French hostage in Mali appeals for help from Paris


DAKAR | Mon Nov 26, 2012 10:56am EST

(Reuters) - A French citizen taken hostage by Islamist rebels last week in southwest Mali said he blamed France's foreign policy for his abduction and urged Paris to respond to his captors' demands, in a video shown on Monday.

European leaders are growing increasingly anxious that Mali could turn into a platform for militant attacks, including in Europe.

France is the most vocal supporter of military action by an African force against Islamist militants who have taken control of the north of the West African country.

Gilberto Rodriguez Leal, 61, was kidnapped on November 20 after crossing into Mali by car from Mauritania, making him the seventh French national in the hands of Islamist groups in the Sahara desert.

The video, published by Mauritanian news website Alakhbar, showed a bespectacled, unshaven man with white hair flanked by two men carrying rifles and wearing beige uniforms.
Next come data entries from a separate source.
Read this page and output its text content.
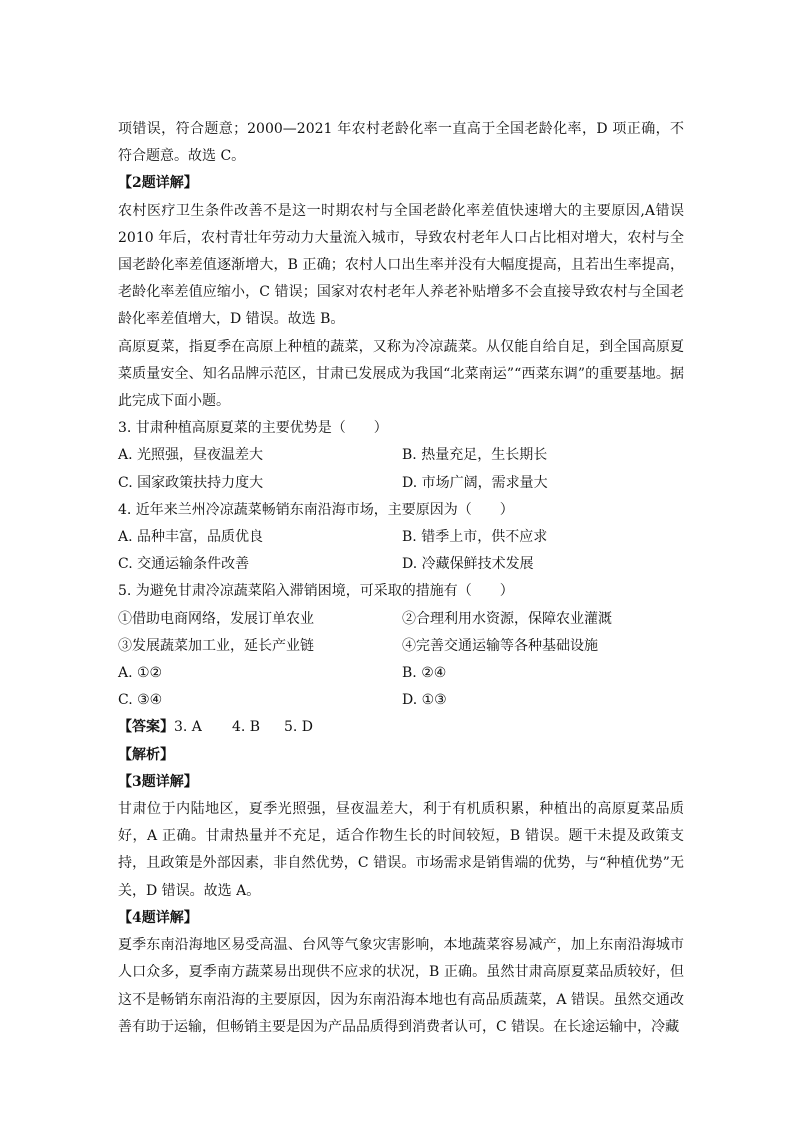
项错误，符合题意；2000—2021 年农村老龄化率一直高于全国老龄化率，D 项正确，不符合题意。故选 C。

【2题详解】

农村医疗卫生条件改善不是这一时期农村与全国老龄化率差值快速增大的主要原因,A错误2010 年后，农村青壮年劳动力大量流入城市，导致农村老年人口占比相对增大，农村与全国老龄化率差值逐渐增大，B 正确；农村人口出生率并没有大幅度提高，且若出生率提高，老龄化率差值应缩小，C 错误；国家对农村老年人养老补贴增多不会直接导致农村与全国老龄化率差值增大，D 错误。故选 B。

高原夏菜，指夏季在高原上种植的蔬菜，又称为冷凉蔬菜。从仅能自给自足，到全国高原夏菜质量安全、知名品牌示范区，甘肃已发展成为我国“北菜南运”“西菜东调”的重要基地。据此完成下面小题。

3. 甘肃种植高原夏菜的主要优势是（　　）

A. 光照强，昼夜温差大	B. 热量充足，生长期长
C. 国家政策扶持力度大	D. 市场广阔，需求量大

4. 近年来兰州冷凉蔬菜畅销东南沿海市场，主要原因为（　　）

A. 品种丰富，品质优良	B. 错季上市，供不应求
C. 交通运输条件改善	D. 冷藏保鲜技术发展

5. 为避免甘肃冷凉蔬菜陷入滞销困境，可采取的措施有（　　）

①借助电商网络，发展订单农业	②合理利用水资源，保障农业灌溉
③发展蔬菜加工业，延长产业链	④完善交通运输等各种基础设施
A. ①②	B. ②④
C. ③④	D. ①③

【答案】3. A 4. B 5. D

【解析】

【3题详解】

甘肃位于内陆地区，夏季光照强，昼夜温差大，利于有机质积累，种植出的高原夏菜品质好，A 正确。甘肃热量并不充足，适合作物生长的时间较短，B 错误。题干未提及政策支持，且政策是外部因素，非自然优势，C 错误。市场需求是销售端的优势，与“种植优势”无关，D 错误。故选 A。

【4题详解】

夏季东南沿海地区易受高温、台风等气象灾害影响，本地蔬菜容易减产，加上东南沿海城市人口众多，夏季南方蔬菜易出现供不应求的状况，B 正确。虽然甘肃高原夏菜品质较好，但这不是畅销东南沿海的主要原因，因为东南沿海本地也有高品质蔬菜，A 错误。虽然交通改善有助于运输，但畅销主要是因为产品品质得到消费者认可，C 错误。在长途运输中，冷藏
"My name is Rodriguez Leal, Gilberto. I was kidnapped in Diema, between Nioro and Bamako, by MUJWA," he said, referring to one of the Islamist groups controlling northern Mali. "I ask that the French government responds quickly to their demands."

"I am not to blame for this kidnapping, it is the government's foreign actions that are to blame," he said, adding that he was being treated well by his captors. Alakhbar said it had received the footage from MUJWA.

It was not clear what MUJWA's demands were, but Islamist groups in the Sahara have routinely demanded ransoms of millions of dollars to release hostages, and MUJWA has said France has paid ransoms in the past.

African nations are drawing up plans to intervene in Mali where almost two-thirds of the country fell into Islamist hands after a coup toppled the government earlier this year.

Mali's prime minister, Cheick Modibo Diarra, arrived in Paris on Monday to hold talks with Foreign minister Laurent Fabius on Tuesday about the possible military intervention.